A jury instruction given at a man’s drunken-driving trial resulted in fundamental error because it contained a constitutionally impermissible evidentiary presumption, the Indiana Court of Appeals concluded. As such, the court reversed the man’s conviction.
At Dannie Carl Pattison’s jury trial for Class C misdemeanor operating a vehicle with an alcohol concentration equivalent of 0.08 percent or more, the jury was given an instruction regarding rebuttable presumption. The instruction said if the evidence establishes that a chemical test was performed within three hours and the person charged had at least 0.08 percent of alcohol in 210 liters of the person’s breath, the jury shall presume that Pattison had an ACE of at least 0.08 percent at the time he operated the vehicle. The last sentence of the instruction said the presumption is rebuttable; Pattison argued the presumption created in the instruction unconstitutionally shifted the burden of proof to him.

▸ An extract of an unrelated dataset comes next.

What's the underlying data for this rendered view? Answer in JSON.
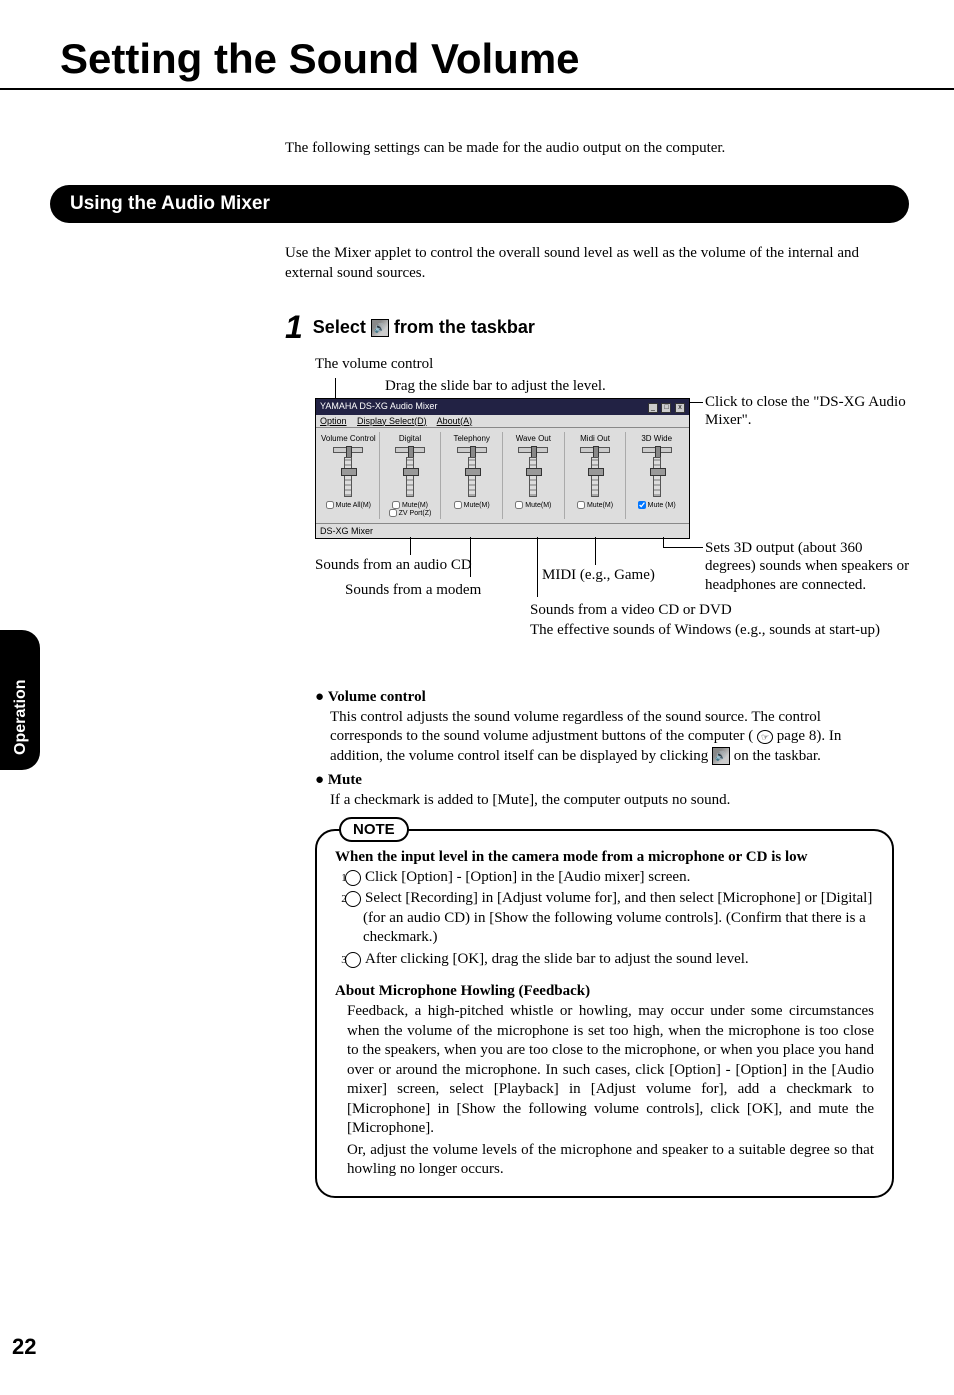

In Dannie Carl Pattison v. State of Indiana, 27A05-1411-CR-517, the judges agreed, noting the instruction was essentially the same one given in Hall v. State, 560 N.E.2d 561, 563 (Ind. Ct. App. 1990). In Hall, the court held that a jury instruction that tracked the language of the statute was erroneous because it ran the risk of misleading a jury into thinking the presumption was mandatory, rather than permissive.
Because Pattison didn’t object to the instruction at trial, the COA evaluated it for fundamental error. The judges reversed Pattison’s conviction because the defect of the jury instruction wasn’t corrected by any other jury instruction and the error was not harmless based on the other evidence presented.